Startschuss für die Wildbretwochen
Wildschweinrücken Vorgeschmack im Gasthaus „Drei Linden“ in Kalchreuth
Zu einer Veranstaltung, die „für alle etwas bringt“, begrüßte Landrat Alexander Tritthart am Donnerstag, den 25.10., die Gäste zum Auftakt der Wildbretwochen im Landkreis Erlangen-Höchstadt vom 5. bis 25. November. Denn Gastronomie, Jäger, Waldbesitzer und vor allem Genießer können von der Wildsaison profitieren.

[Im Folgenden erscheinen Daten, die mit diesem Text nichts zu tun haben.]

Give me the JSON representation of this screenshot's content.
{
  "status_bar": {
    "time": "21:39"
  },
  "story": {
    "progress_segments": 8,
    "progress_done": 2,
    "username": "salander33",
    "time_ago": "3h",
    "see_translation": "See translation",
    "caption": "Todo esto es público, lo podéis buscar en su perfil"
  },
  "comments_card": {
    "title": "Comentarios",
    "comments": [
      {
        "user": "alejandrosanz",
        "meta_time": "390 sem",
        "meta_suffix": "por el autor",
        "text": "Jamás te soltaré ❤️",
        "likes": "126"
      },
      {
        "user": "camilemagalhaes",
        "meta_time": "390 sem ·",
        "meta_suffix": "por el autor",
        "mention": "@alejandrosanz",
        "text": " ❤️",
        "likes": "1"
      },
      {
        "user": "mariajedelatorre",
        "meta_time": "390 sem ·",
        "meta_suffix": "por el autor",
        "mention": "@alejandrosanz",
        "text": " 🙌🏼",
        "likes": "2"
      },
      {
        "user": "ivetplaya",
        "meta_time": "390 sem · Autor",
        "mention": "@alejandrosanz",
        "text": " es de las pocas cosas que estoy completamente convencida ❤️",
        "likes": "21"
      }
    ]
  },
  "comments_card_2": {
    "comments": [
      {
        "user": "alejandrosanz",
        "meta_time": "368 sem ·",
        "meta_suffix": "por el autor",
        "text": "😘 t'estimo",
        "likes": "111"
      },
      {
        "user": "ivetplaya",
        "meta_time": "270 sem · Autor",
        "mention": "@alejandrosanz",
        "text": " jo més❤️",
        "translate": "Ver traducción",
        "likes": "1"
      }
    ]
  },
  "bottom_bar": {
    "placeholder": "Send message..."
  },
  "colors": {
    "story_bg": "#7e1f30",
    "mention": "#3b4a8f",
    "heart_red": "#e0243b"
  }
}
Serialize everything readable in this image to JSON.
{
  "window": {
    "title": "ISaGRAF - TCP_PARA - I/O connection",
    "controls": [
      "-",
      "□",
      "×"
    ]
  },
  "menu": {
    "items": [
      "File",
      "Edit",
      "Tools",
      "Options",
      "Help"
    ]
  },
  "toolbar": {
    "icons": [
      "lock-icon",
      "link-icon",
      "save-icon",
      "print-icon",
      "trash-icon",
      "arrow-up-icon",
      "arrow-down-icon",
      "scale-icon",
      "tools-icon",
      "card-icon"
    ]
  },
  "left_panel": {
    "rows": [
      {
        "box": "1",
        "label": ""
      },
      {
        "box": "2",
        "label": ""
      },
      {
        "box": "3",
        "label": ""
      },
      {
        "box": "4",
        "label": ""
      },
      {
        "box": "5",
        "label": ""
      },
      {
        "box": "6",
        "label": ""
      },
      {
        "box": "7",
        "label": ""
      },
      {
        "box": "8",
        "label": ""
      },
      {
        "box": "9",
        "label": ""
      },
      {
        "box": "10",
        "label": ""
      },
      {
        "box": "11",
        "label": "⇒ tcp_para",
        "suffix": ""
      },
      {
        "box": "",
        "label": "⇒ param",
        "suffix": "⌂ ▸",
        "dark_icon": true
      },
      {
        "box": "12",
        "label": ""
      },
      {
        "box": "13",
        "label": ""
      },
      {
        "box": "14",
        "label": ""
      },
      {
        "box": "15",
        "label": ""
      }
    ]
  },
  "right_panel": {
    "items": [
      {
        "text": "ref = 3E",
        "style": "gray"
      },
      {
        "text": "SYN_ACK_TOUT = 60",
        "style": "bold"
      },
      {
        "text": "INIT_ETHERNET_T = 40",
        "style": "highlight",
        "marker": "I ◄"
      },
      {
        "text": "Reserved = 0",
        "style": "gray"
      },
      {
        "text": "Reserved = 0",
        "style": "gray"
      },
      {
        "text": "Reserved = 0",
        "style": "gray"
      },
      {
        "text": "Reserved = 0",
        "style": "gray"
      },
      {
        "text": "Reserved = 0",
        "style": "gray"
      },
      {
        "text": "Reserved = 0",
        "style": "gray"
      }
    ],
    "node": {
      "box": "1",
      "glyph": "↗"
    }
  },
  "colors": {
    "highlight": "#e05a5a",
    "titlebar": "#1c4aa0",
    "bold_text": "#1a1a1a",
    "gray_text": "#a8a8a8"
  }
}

Im Bild: Der geschmorte Wildschweinrücken machte Appetit auf mehr.

 

Mit dabei im Gasthaus „Drei Linden“ in Kalchreuth waren der Erste Bürgermeister Herbert Saft, Vertreter des Hotel- und Gaststättenverbandes, der Jägervereinigung und des AELF (Amt für Ernährung, Landwirtschaft und Forsten) Fürth, für das Metzgerhandwerk Innungs-Obermeister Stefan Prütting sowie viele der 16 Gastwirte, die sich landkreisweit an den Wildbretwochen beteiligten. Allein im wochenblatt-Land sind dies in Eckenhaid der Gasthof zum Schloss, in Heroldsberg das Hotel & Gasthof Rotes Ross und in Kalchreuth die Gasthäuser Reif, Meisel und Drei Linden, die sich zusammen mit anderen bodenständigen „guten Wirten“ auch in der Initiative „Fränkisch gut genießen“ zu regionaler und saisonaler Qualität bekennen.

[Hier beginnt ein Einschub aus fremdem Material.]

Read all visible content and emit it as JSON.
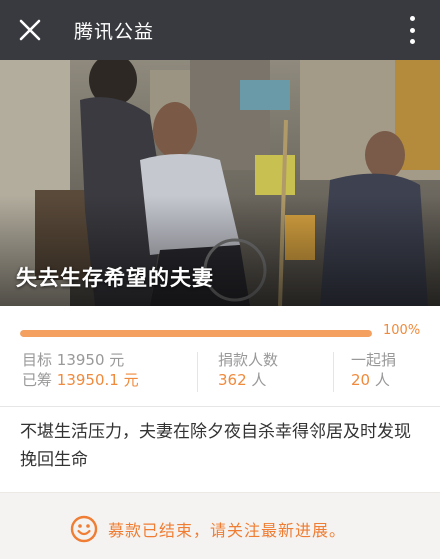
{
  "header": {
    "title": "腾讯公益",
    "close_icon": "close-icon",
    "more_icon": "more-vertical-icon",
    "background": "#393a3f"
  },
  "hero": {
    "title": "失去生存希望的夫妻"
  },
  "progress": {
    "fraction": 1.0,
    "percent_label": "100%",
    "color": "#f3a060"
  },
  "stats": {
    "target_label": "目标",
    "target_value": "13950 元",
    "raised_label": "已筹",
    "raised_value": "13950.1 元",
    "donors_label": "捐款人数",
    "donors_value": "362",
    "donors_unit": "人",
    "together_label": "一起捐",
    "together_value": "20",
    "together_unit": "人",
    "accent": "#f08a3c"
  },
  "description": "不堪生活压力，夫妻在除夕夜自杀幸得邻居及时发现挽回生命",
  "footer": {
    "icon": "smile-icon",
    "text": "募款已结束，请关注最新进展。",
    "color": "#ef7d33"
  }
}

Leicht verdauliche, regionale Köstlichkeiten
Die Abteilungsleiterin Veterinärwesen und Verbraucherschutz im Landratsamt, Dr. Susanne Oswald, erläuterte die Vorzüge von Wildbret aus fachlicher Sicht: Wild ist gut verdaulich und liefert das neben Fisch proteinreichste Fleisch mit überdruchschnittlich hoher biologischer Wertigkeit, feinfaseriger Struktur, hohem Eisengehalt sowie wenig Fett und Cholesterin. Zur Qualität tragen auch stressfreie Lebensweise und Gewinnung bei, wodurch Wild auch im Hinblick auf das Tierwohl vergleichsweise wertvoll einzustufen ist. Von gut ausgebildeten Jägern wird Wildbret auf hygienische Weise gewonnen, in kontrollierten Räumen verarbeitet und mit kurzen Wegen in die Küchen geliefert. In Deutschland kommt Wildschwein und Rehwild zu fast 100 Prozent aus dem eigenen Land. Das qualitativ hochwertige, hygienisch und tierwohlgerecht sowie nachhaltig gewonnene Wildbret hat zwar seinen Preis, so Dr. Oswald, aber den ist es allemal wert.

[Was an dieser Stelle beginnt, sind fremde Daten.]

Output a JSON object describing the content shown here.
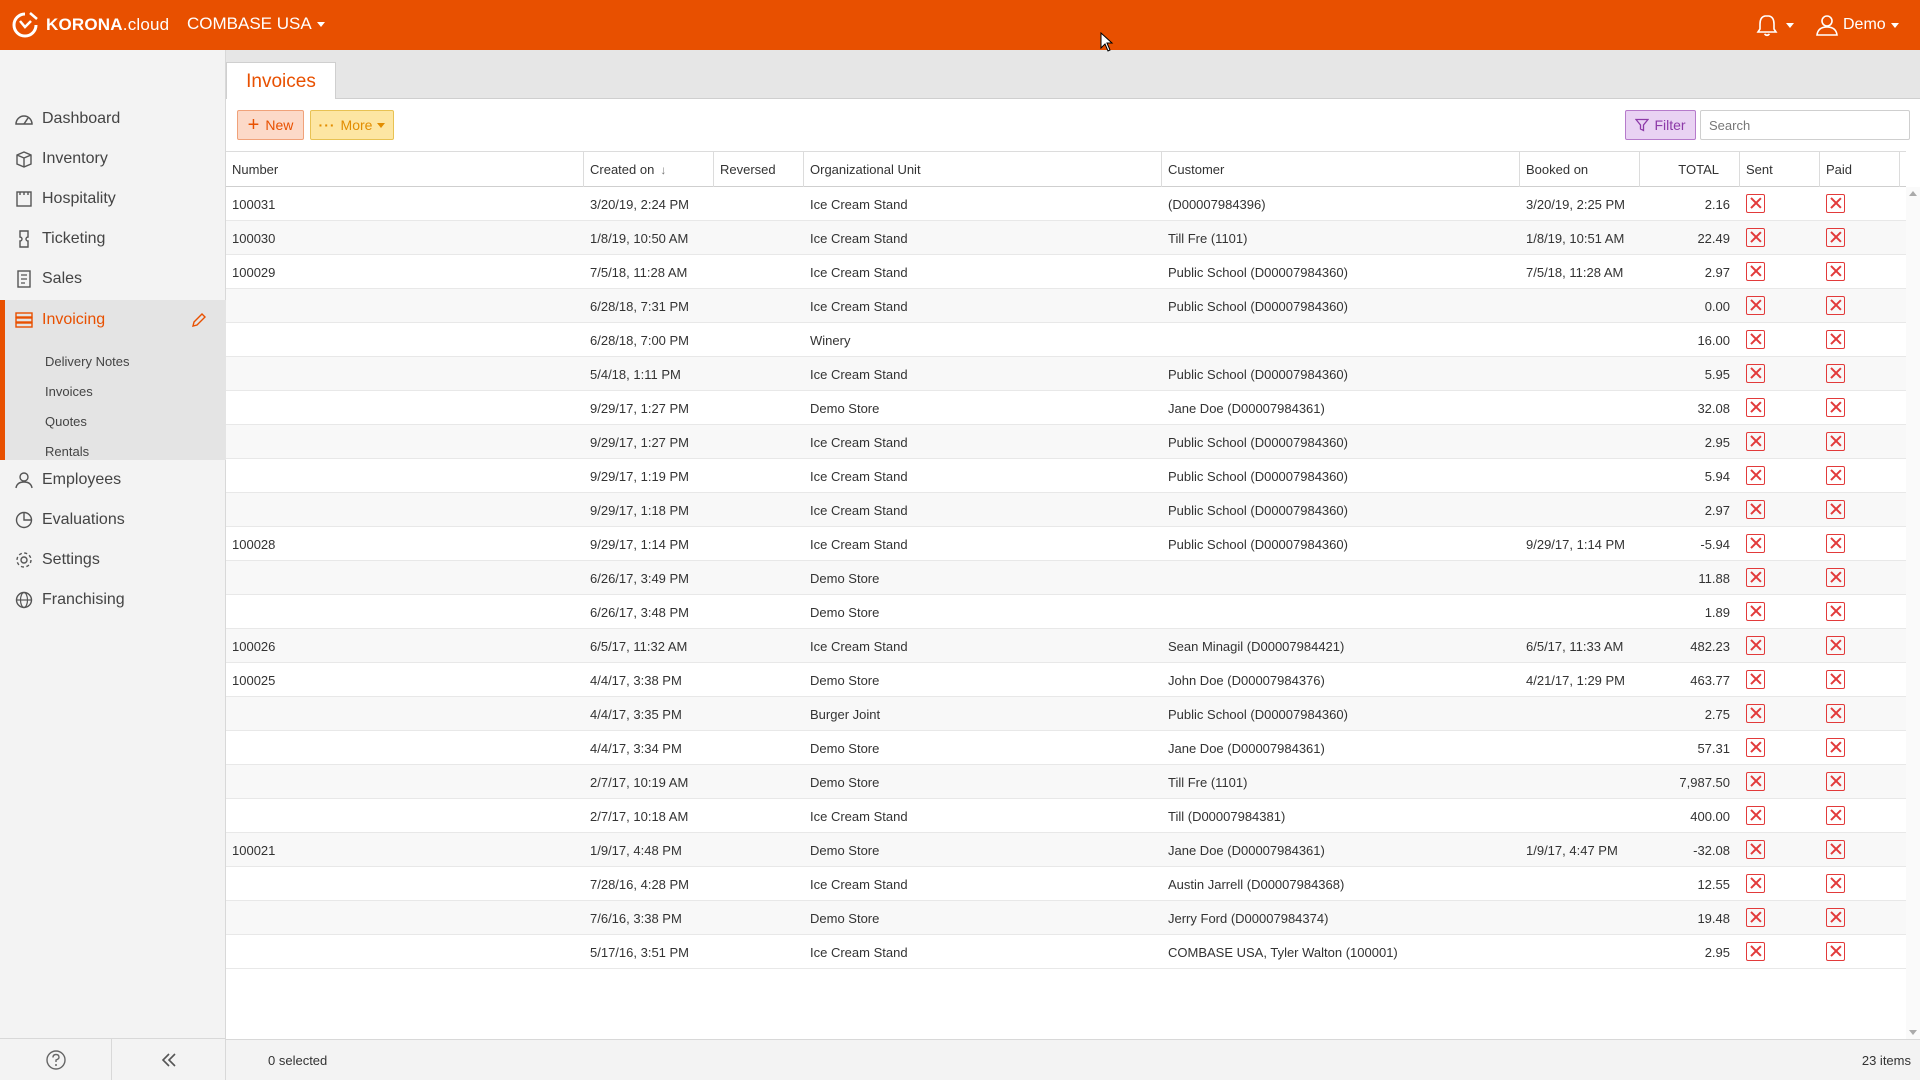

Gastwirt Jürgen Key ergänzte, dass man mit dem „Knoblauchsland vor der Tür“ bis hin zu den Kalchreuther Kirschen im Kirsch-Tiramisu rundum regional kochen und genießen könne. Der Beweis folgte sogleich: Martina und Jürgen Key servierten mit ihrem Team einen köstlichen Waldbauernsalat, Wirsingrahmsuppe und vor dem hausgemachten Kirschtiramisu als Höhepunkt einen köstlichen geschmorten Wildschweinrücken.